Insulin action and insulin therapy in uremic insulin-dependent diabetic patients.
1989
Because, to our present knowledge, improved metabolic control1-4 and vigorous antihypertensive therapy 5.6 only postpone but do not prevent end-stage renal failure (ESRF) in diabetic patients and because diabetic patients in many parts of the world are no longer excluded from ESRF programs, it is not surprising that a substantial and ever increasing number of candidates for dialysis therapy and kidney transplantation have diabetes mellitus. In the United States and Western Europe approximately 20% of the population admitted to ESRF programs are diagnosed as diabetic.

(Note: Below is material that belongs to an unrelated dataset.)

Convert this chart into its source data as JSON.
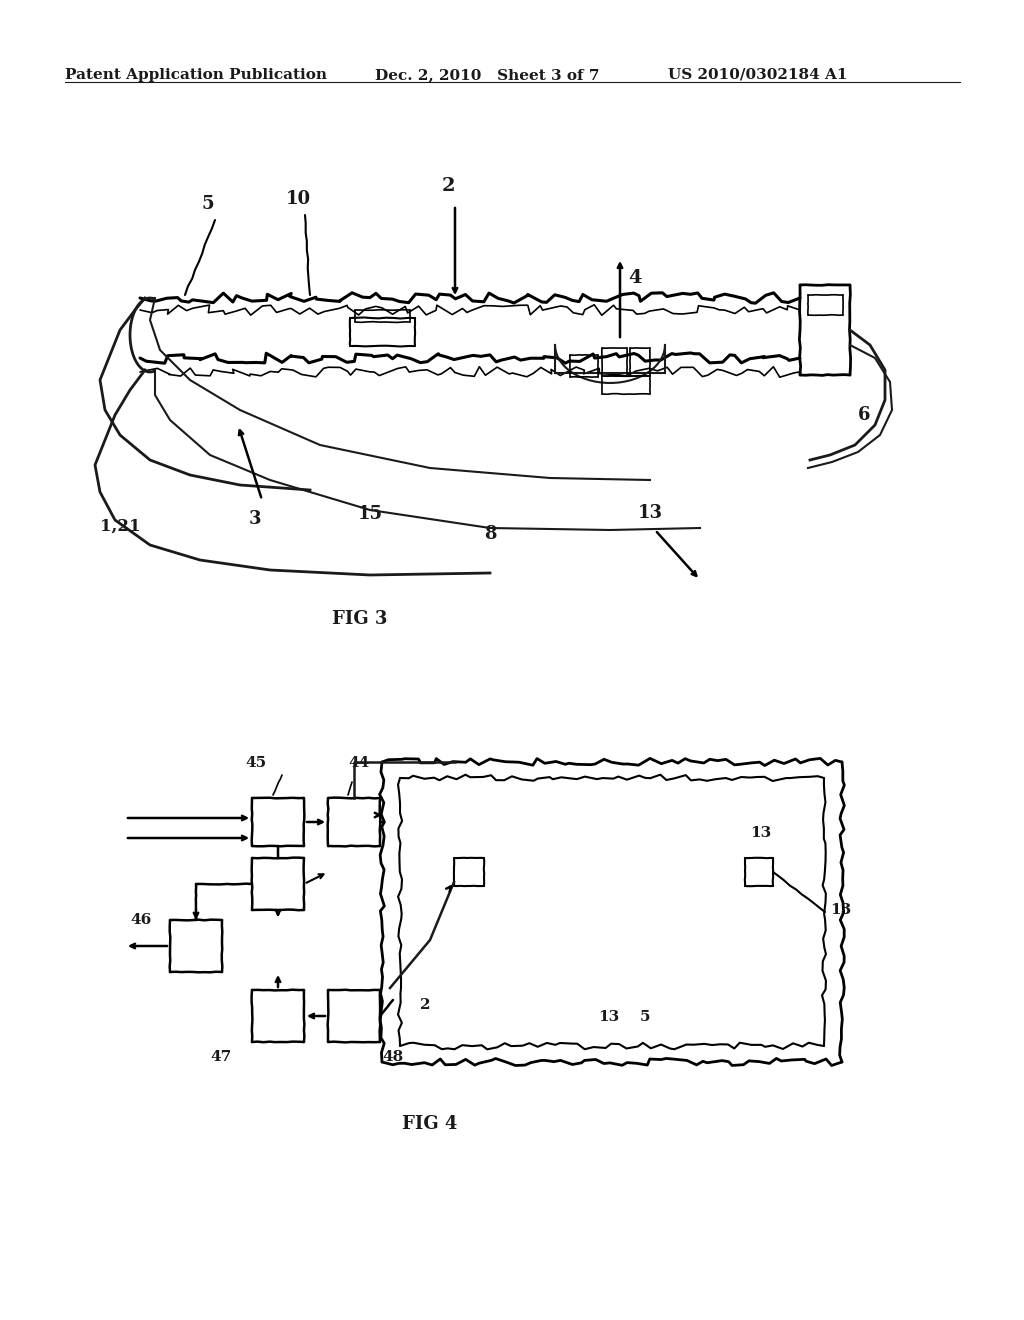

Perfect glycemic control is still the goal of therapy in this group to reduce further morbidity in patients already heavily burdened by severe complications. However, optimization of glycemic control in uremic diabetic patients is even more difficult than in diabetic patients with normal kidney function because of uremic insulin resistance, altered insulin metabolism, and modalities of therapy (hemodialysis (HD), continuous ambulatory peritoneal dialysis (CAPD), kidney transplantation) often interfering with glucose metabolism. Consequently, profound insight into the pathophysiology of glucose homeostasis and insulin kinetics in this complicated clinical condition is necessary to ensure optimal therapy in nondialyzed, dialyzed and recently kidney transplanted insulin-dependent diabetic patients.